Another note about these id’s: these id’s map our definition of plants, which is not the most granular level of plant unit. The generators are typically the smaller, more interesting unit. FERC does not typically report in units (although it sometimes does), but it does often break up gas units from coal units. EIA reports on the generator and boiler level. When trying to use these PUDL id’s, consider the granularity that you desire and the potential implications of using a co-located set of plant infrastructure as an id.

pudl.glue.ferc1_eia.glue(ferc1=False, eia=False)[source]

Generates a dictionary of dataframes for glue tables between FERC1, EIA.

That data is primarily stored in the plant_output and utility_output tabs of package_data/glue/mapping_eia923_ferc1.xlsx in the repository. There are a total of seven relations described in this data:

  • utilities: Unique id and name for each utility for use across the PUDL DB.

  • plants: Unique id and name for each plant for use across the PUDL DB.

  • utilities_eia: EIA operator ids and names attached to a PUDL utility id.

  • plants_eia: EIA plant ids and names attached to a PUDL plant id.

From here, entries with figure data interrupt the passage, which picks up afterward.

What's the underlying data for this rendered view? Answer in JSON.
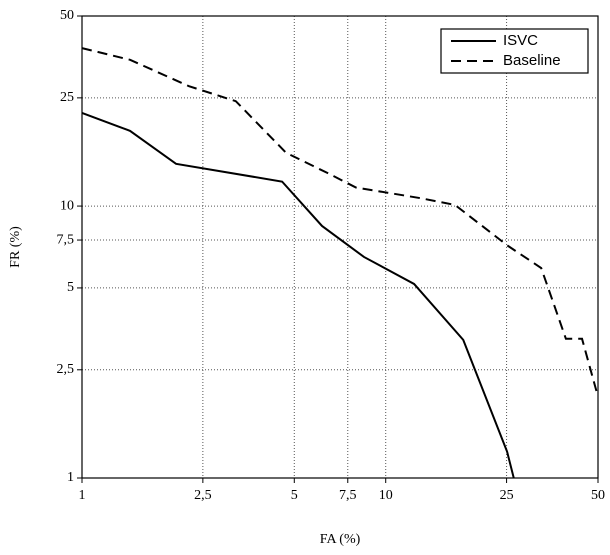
{
  "chart_data": {
    "type": "line",
    "x_label": "FA (%)",
    "y_label": "FR (%)",
    "xscale": "log",
    "yscale": "log",
    "grid": true,
    "legend": "top-right",
    "xlim": [
      1,
      50
    ],
    "ylim": [
      1,
      50
    ],
    "xticks": [
      1,
      {
        "value": 2.5,
        "label": "2,5"
      },
      5,
      {
        "value": 7.5,
        "label": "7,5"
      },
      10,
      25,
      50
    ],
    "yticks": [
      1,
      {
        "value": 2.5,
        "label": "2,5"
      },
      5,
      {
        "value": 7.5,
        "label": "7,5"
      },
      10,
      25,
      50
    ],
    "series": [
      {
        "name": "ISVC",
        "color": "#000000",
        "line_style": "solid",
        "x": [
          1,
          1.44,
          2.04,
          4.56,
          6.17,
          8.48,
          12.4,
          18.0,
          25.1,
          26.4
        ],
        "values": [
          22.0,
          18.9,
          14.3,
          12.3,
          8.45,
          6.5,
          5.17,
          3.22,
          1.25,
          1.0
        ]
      },
      {
        "name": "Baseline",
        "color": "#000000",
        "line_style": "dashed",
        "x": [
          1,
          1.44,
          2.25,
          3.21,
          4.7,
          6.46,
          7.98,
          12.97,
          16.9,
          25.3,
          32.5,
          39.2,
          44.3,
          50
        ],
        "values": [
          38.1,
          34.5,
          27.6,
          24.3,
          15.7,
          13.2,
          11.7,
          10.7,
          10.1,
          7.13,
          5.92,
          3.25,
          3.25,
          1.99
        ]
      }
    ]
  }
}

  • utilities_ferc: FERC respondent ids & names attached to a PUDL utility id.

  • plants_ferc: A combination of FERC plant names and respondent ids, associated with a PUDL plant ID. This is necessary because FERC does not provide plant ids, so the unique plant identifier is a combination of the respondent id and plant name.

  • utility_plant_assn: An association table which describes which plants have relationships with what utilities. If a record exists in this table then combination of PUDL utility id & PUDL plant id does have an association of some kind. The nature of that association is somewhat fluid, and more scrutiny will likely be required for use in analysis.

Presently, the ‘glue’ tables are a very basic piece of infrastructure for the PUDL DB, because they contain the primary key fields for utilities and plants in FERC1.

Parameters
  • ferc1 (bool) – Are we ingesting FERC Form 1 data?

  • eia (bool) – Are we ingesting EIA data?

Returns

a dictionary of glue table DataFrames

Return type

dict